La diplomatie culturelle chinoise en Asie centrale fonctionne-t-elle ? Apprivoise-t-il la sinophobie généralisée qui existe dans la région ?
La réponse courte est que cela ne fonctionne pas aussi bien que prévu. Plusieurs études universitaires chinoises soulignent les lacunes de la diplomatie publique chinoise en Asie centrale. Cependant, à mon avis, le système de valeurs identitaires créé par les constructions discursives chinoises de l’histoire et de la culture partagées avec les pays d’Asie centrale (par exemple, l’identité des « nations de la route de la soie ») est trop précieux pour être mis de côté.

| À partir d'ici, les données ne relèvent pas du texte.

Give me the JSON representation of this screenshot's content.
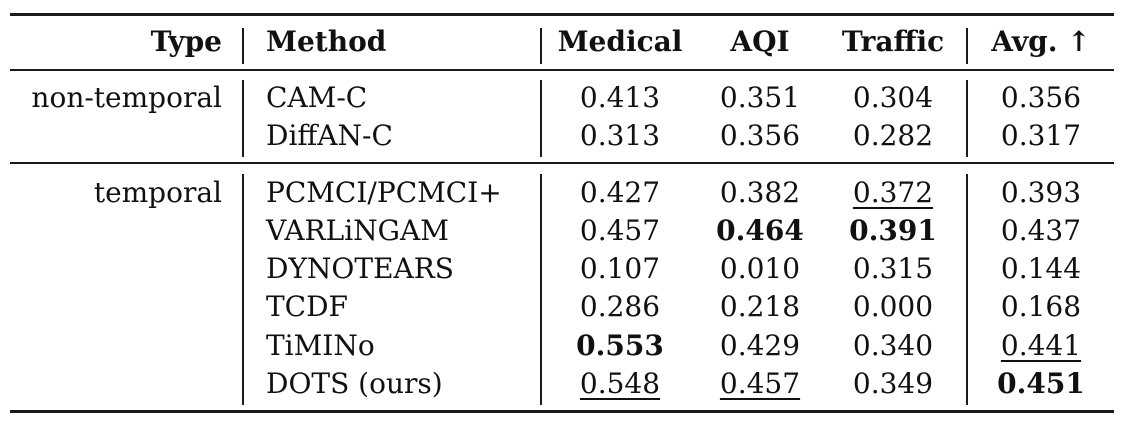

Même s’il n’a qu’un impact limité sur le public d’Asie centrale, il s’est avéré efficace parmi les communautés politiques et diplomatiques, du moins en tant que cadre large pour regrouper plusieurs activités, accords et interactions.
Comment distinguez-vous la coopération muséale de la diplomatie culturelle ?
Il y a beaucoup de débats parmi les spécialistes sur ce point, et il n’y a pas de définition unique. Mon analyse montre que la coopération internationale dans le secteur du patrimoine (y compris entre les musées) vise généralement à commercialiser le patrimoine national ou transnational en tant que produits culturels pour engager des publics étrangers. En termes plus simples, envisagez des expositions muséales itinérantes à travers lesquelles le patrimoine unique d’un pays ou d’une culture est présenté dans le monde entier. Bien que cela résulte d’une vaste coopération muséale et ne serve pas exclusivement des objectifs politiques, cela permet tout de même d’atteindre des objectifs de diplomatie culturelle.